Judge overturns Martis Valley Plan
A judge late last week overturned the Martis Valley Community Plan, ordering all planned development in the valley be suspended.
The final ruling in the lawsuit filed by five conservation groups in early 2004 can still be appealed by Placer County, and county attorney Rick Crabtree said the Board of Supervisors will make that decision later this month.
“The county will be exploring its appeal options,” Crabtree said. “It is clear that the county disagrees with the decision.”
But for conservation groups, who have been busy hammering out agreements with individual Martis Valley developers even as the lawsuit was progressing, the decision was vindication.
Sierra Watch Director Tom Mooers said some people have called his organization “out of touch or extreme,” but the court’s ruling shows that “it is actually the development that is extreme,” he said.
“This puts the brakes on the freight train of development that was careening along,” Mooers said. “It’s encouraging. It gives us hope that we can indeed achieve what we set out for Martis Valley.”

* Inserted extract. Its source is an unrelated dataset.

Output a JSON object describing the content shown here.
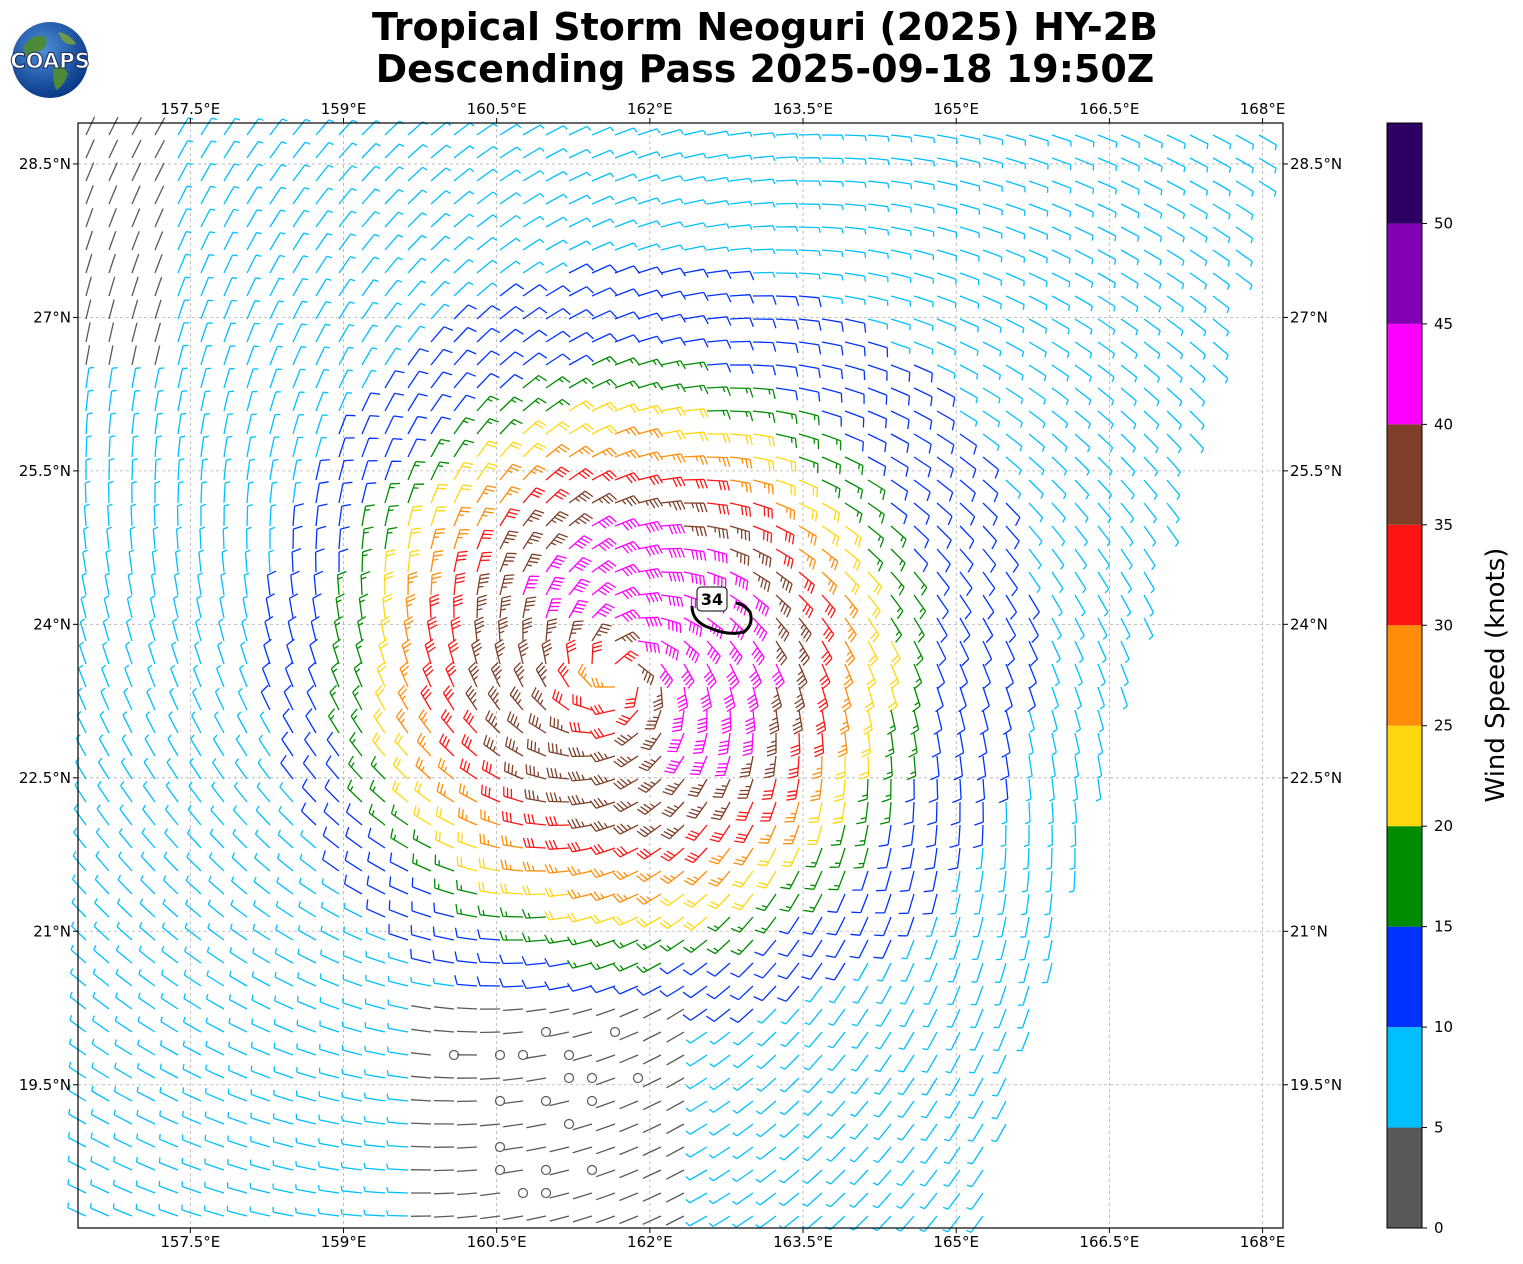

The ruling sided with conservationists on almost all major issues and criticized the county for policies that create “opportunities for environmental mischief.” The judge specifically cited the county’s underestimation of allowable development and traffic impacts under the plan as two reasons why he ruled in favor of conservationists.
Placer County will now have to go back and “do everything right,” said Mooers.
Rachel Hooper, the attorney representing Sierra Watch and four other environmental groups, said Placer County has a lot of work to do to make the approval of their plan legal under sate law.
“That will be large task because what they have filed is so fundamentally flawed,” Hooper said.
Although Sierra Watch and its allies are seeking to limit development, they are supporting the construction of development in the Northstar at Tahoe resort and at Eaglewood, a project along the southern border of Truckee. The developers of those projects have agreed to contribute millions of dollars to preserve habitat in the valley, and in Northstar’s case, limit development on their land.
“We now feel that these projects fit into a responsible plan for the Martis Valley and we want to see them go forward,” Mooers said.
Those agreements will be reflected in the final judgment that Sierra Watch’s attorneys will submit for the judge’s consideration.
The final judgment will set out the course of how the judge’s ruling will be instituted.
“We are not seeking to stop (Northstar or Eaglewood),” said Hooper. “The other projects would be bound by this.”
Going back to the drawing board to reformulate a legal community plan is a setback, given the years that the county has worked to develop the overturned plan, said Crabtree.
“It’s disappointing because it is a process that has taken years and hundreds of hours of public meetings and public input,” Crabtree said.